During the trophy presentation, Kasatkina offered her fallen opponent praise, saying of Jabeur, “I saw you give everything today. This is what sport is all about. I really appreciate we had this match today and I wish you all the best. I’m really sure this is not our last final.”

In an episode of the WTA Insider Podcast following her Kremlin Cup triumph, Kasatkina said, “I love to play in Russia, I love Russian vibes. We say in Russia: At home, even walls are helping you.

“Everything just happened in this day. It was the birthday of my father, everybody was there, it was the last time they play Kremlin Cup in Olympiyskiy Stadium. This is also why I wanted to win this year because it will be Kremlin Cup but not this Kremlin Cup.
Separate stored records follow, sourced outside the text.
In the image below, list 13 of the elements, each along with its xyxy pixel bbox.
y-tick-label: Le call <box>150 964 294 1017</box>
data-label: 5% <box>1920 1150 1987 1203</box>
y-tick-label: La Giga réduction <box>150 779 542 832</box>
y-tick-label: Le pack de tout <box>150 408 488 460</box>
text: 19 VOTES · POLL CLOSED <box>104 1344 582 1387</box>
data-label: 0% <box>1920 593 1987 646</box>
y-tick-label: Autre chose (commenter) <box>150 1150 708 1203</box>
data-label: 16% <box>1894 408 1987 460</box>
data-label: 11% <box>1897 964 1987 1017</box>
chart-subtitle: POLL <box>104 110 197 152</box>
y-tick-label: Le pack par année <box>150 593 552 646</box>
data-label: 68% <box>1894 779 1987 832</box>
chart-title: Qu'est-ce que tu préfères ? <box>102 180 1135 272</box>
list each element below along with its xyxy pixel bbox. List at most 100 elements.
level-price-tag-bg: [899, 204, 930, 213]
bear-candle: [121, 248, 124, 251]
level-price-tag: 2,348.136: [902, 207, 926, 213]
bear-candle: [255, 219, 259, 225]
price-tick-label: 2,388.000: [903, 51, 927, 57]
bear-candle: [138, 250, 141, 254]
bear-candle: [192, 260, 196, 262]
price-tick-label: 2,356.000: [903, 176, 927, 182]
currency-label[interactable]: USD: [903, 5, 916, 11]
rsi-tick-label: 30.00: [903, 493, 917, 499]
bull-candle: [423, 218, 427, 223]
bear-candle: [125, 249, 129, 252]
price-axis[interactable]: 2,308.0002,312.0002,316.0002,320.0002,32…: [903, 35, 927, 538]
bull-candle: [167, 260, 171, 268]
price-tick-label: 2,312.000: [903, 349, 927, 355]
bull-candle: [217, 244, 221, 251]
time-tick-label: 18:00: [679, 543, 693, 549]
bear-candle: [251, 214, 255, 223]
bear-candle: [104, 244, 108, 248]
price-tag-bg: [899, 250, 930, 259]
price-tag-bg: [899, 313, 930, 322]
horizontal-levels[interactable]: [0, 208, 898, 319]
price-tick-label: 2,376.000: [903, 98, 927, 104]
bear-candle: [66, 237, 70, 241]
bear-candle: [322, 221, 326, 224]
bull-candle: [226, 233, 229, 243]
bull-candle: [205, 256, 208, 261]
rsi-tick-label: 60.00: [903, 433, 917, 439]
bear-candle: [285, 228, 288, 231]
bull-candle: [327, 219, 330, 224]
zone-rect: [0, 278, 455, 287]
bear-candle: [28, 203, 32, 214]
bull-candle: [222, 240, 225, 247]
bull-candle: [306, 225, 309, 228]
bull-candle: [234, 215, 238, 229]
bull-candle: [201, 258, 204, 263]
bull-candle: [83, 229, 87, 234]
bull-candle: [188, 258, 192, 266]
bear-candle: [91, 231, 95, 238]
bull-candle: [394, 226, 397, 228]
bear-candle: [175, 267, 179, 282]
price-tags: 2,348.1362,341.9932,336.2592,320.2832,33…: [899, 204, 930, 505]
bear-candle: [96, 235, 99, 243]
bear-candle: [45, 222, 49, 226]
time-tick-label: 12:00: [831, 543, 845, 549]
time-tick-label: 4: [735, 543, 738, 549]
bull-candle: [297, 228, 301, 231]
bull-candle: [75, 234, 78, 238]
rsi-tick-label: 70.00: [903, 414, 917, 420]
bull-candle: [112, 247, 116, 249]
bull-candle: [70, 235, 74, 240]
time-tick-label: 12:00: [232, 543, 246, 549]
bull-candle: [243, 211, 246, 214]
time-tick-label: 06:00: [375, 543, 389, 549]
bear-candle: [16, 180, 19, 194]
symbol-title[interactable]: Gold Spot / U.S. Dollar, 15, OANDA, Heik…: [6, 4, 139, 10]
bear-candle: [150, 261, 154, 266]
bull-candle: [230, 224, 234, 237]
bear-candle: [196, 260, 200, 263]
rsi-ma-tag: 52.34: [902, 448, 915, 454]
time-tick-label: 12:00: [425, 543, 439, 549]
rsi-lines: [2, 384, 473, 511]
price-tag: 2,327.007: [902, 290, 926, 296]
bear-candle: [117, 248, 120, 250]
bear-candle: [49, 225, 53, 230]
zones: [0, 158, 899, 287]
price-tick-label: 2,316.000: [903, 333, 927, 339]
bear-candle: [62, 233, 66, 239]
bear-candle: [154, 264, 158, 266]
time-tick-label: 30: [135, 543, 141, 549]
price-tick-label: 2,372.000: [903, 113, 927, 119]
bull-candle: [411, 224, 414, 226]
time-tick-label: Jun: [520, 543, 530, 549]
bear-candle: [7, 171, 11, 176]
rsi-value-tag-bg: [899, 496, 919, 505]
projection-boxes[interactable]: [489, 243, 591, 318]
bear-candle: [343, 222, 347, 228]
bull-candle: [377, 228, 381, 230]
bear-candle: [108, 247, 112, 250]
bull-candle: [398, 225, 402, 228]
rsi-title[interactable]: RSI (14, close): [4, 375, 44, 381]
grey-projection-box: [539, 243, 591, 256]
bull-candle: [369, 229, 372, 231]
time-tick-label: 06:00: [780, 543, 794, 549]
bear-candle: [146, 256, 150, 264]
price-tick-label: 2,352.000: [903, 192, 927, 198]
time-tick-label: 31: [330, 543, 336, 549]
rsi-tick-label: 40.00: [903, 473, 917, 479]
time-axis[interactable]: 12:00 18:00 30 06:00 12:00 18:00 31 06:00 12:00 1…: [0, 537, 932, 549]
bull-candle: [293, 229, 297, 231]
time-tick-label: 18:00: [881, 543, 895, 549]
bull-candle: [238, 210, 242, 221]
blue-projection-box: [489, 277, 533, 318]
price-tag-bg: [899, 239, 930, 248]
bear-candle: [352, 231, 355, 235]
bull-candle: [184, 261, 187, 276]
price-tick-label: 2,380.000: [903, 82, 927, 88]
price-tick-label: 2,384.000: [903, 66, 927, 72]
Not the one every kid wants to win.

“So, for me, it’s like a fairytale. I still can’t believe it.”

Looking back, Kasatkina’s Belgian coach Philippe Dehaes told the WTA Insider Podcast, “To be honest, I cry a little bit when she came to my arm and start to cry a lot, so I was a little bit shocked.

You know, you work a lot during the year. You sacrifice a lot of things,” he said. “Me, personally, I have family, I have kids and I don’t see them a lot. You work, we went through a very difficult summer.”

Following Wimbledon, Kasatkina lost in the second round at Moscow on clay, then struggled on the North American hard-court circuit. She lost in the second round at Montreal and bowed in the first round at Cincinnati. Seeded 11th at the U.S. Open, Kasatkina was eliminated in the second round. Finally, everything came together for her at the Kremlin Cup tournament, also in Moscow.

“So it’s a lot of hours of difficulties where you ask a lot of questions, and then you have this moment when you win the last point and she win the title,” said Dehaes. “It’s exactly what you expect. A little bit more during the year, but it does not happen often. So it was just great.

“And these few seconds of huge emotion refilled the battery for sure for another year, for sure.”